Third, agentic knowledge synthesis and prolonged MCP. The analysis crew generates massive artificial traces the place the mannequin calls instruments, processes visible outputs and iterates on plans. They lengthen MCP with URL based mostly multimodal dealing with and an interleaved output mechanism. The era stack follows a Draft, Picture Choice, Closing Polish sequence. The mannequin can autonomously name cropping or search instruments between these levels to position photos on the proper positions within the output.
Instrument invocation is a part of the reinforcement studying goal. GLM-4.6V makes use of RL to align planning, instruction following and format adherence in advanced device chains.
Efficiency

Key Takeaways
- GLM-4.6V is a 106B multimodal basis mannequin with a 128K token coaching context, and GLM-4.6V-Flash is a 9B variant optimized for native and low latency use.
- Each fashions assist native multimodal Perform Calling so instruments can devour and return photos, video frames and doc pages instantly, which hyperlinks visible notion to executable actions for brokers.
- GLM-4.6V is skilled for lengthy context multimodal understanding and interleaved era, so it will possibly learn massive blended doc units and emit structured textual content with inline figures and gear chosen photos in a single cross.
- The collection achieves state-of-the-art efficiency on main multimodal benchmarks at comparable parameter scales and is launched as open supply weights below the MIT license on Hugging Face and ModelScope.
Try the Mannequin Card on HF and Technical particulars. Be happy to take a look at our GitHub Web page for Tutorials, Codes and Notebooks. Additionally, be at liberty to comply with us on Twitter and don’t overlook to affix our 100k+ ML SubReddit and Subscribe to our E-newsletter. Wait! are you on telegram? now you may be a part of us on telegram as properly.

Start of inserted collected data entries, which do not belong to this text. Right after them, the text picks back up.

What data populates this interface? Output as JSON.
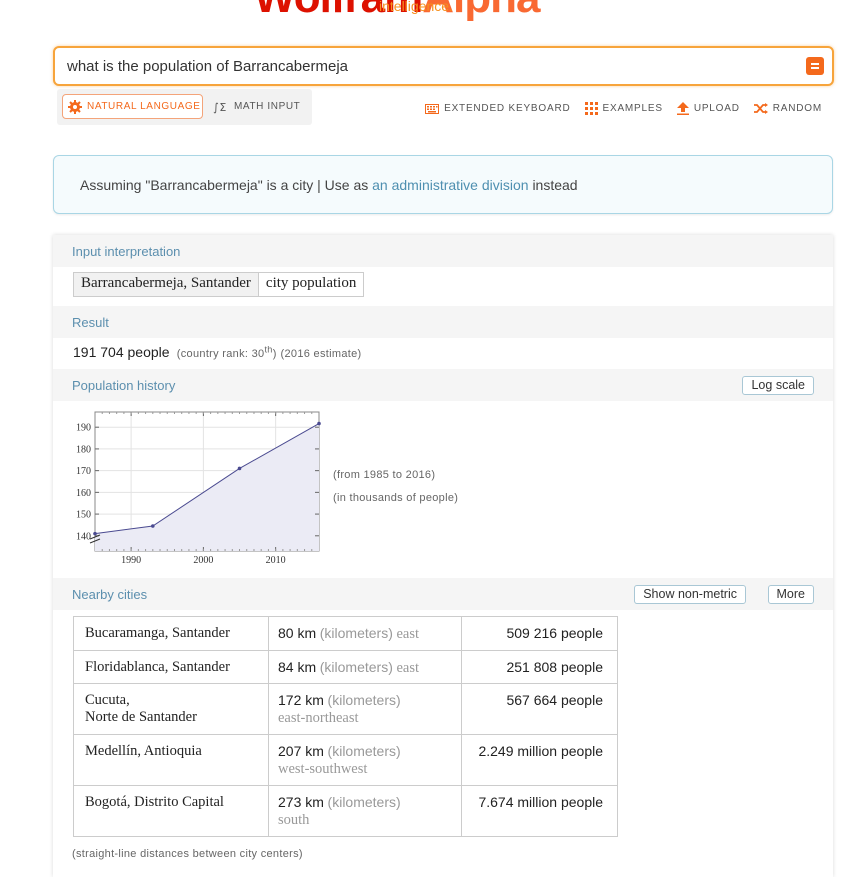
{
  "header": {
    "logo_text_a": "Wolfram",
    "logo_text_b": "Alpha",
    "tagline": "intelligence.",
    "logo_color": "#dd1100"
  },
  "search": {
    "value": "what is the population of Barrancabermeja",
    "placeholder": ""
  },
  "modes": {
    "natural_label": "NATURAL LANGUAGE",
    "math_label": "MATH INPUT"
  },
  "toolbar": {
    "keyboard_label": "EXTENDED KEYBOARD",
    "examples_label": "EXAMPLES",
    "upload_label": "UPLOAD",
    "random_label": "RANDOM"
  },
  "assumption": {
    "prefix": "Assuming \"Barrancabermeja\" is a city | Use as",
    "link": "an administrative division",
    "suffix": "instead"
  },
  "pods": {
    "input_title": "Input interpretation",
    "input_cells": [
      "Barrancabermeja, Santander",
      "city population"
    ],
    "result_title": "Result",
    "result_value": "191 704 people",
    "result_rank_prefix": "(country rank: 30",
    "result_rank_sup": "th",
    "result_rank_suffix": ")",
    "result_estimate": "(2016 estimate)",
    "history_title": "Population history",
    "log_scale_label": "Log scale",
    "history_note_range": "(from 1985 to 2016)",
    "history_note_units": "(in thousands of people)",
    "nearby_title": "Nearby cities",
    "show_nonmetric_label": "Show non-metric",
    "more_label": "More",
    "footnote": "(straight-line distances between city centers)"
  },
  "chart_data": {
    "type": "area",
    "x": [
      1985,
      1993,
      2005,
      2016
    ],
    "y": [
      141,
      144.5,
      171,
      191.7
    ],
    "xlim": [
      1985,
      2016
    ],
    "ylim": [
      133,
      197
    ],
    "xticks": [
      "1990",
      "2000",
      "2010"
    ],
    "yticks": [
      "140",
      "150",
      "160",
      "170",
      "180",
      "190"
    ],
    "grid": true
  },
  "cities": [
    {
      "name": [
        "Bucaramanga, Santander"
      ],
      "dist": "80 km",
      "unit": "(kilometers)",
      "dir": "east",
      "pop": "509 216 people"
    },
    {
      "name": [
        "Floridablanca, Santander"
      ],
      "dist": "84 km",
      "unit": "(kilometers)",
      "dir": "east",
      "pop": "251 808 people"
    },
    {
      "name": [
        "Cucuta,",
        "Norte de Santander"
      ],
      "dist": "172 km",
      "unit": "(kilometers)",
      "dir": "east-northeast",
      "pop": "567 664 people"
    },
    {
      "name": [
        "Medellín, Antioquia"
      ],
      "dist": "207 km",
      "unit": "(kilometers)",
      "dir": "west-southwest",
      "pop": "2.249 million people"
    },
    {
      "name": [
        "Bogotá, Distrito Capital"
      ],
      "dist": "273 km",
      "unit": "(kilometers)",
      "dir": "south",
      "pop": "7.674 million people"
    }
  ]
}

Asif Razzaq is the CEO of Marktechpost Media Inc.. As a visionary entrepreneur and engineer, Asif is dedicated to harnessing the potential of Synthetic Intelligence for social good. His most up-to-date endeavor is the launch of an Synthetic Intelligence Media Platform, Marktechpost, which stands out for its in-depth protection of machine studying and deep studying information that’s each technically sound and simply comprehensible by a large viewers. The platform boasts of over 2 million month-to-month views, illustrating its recognition amongst audiences.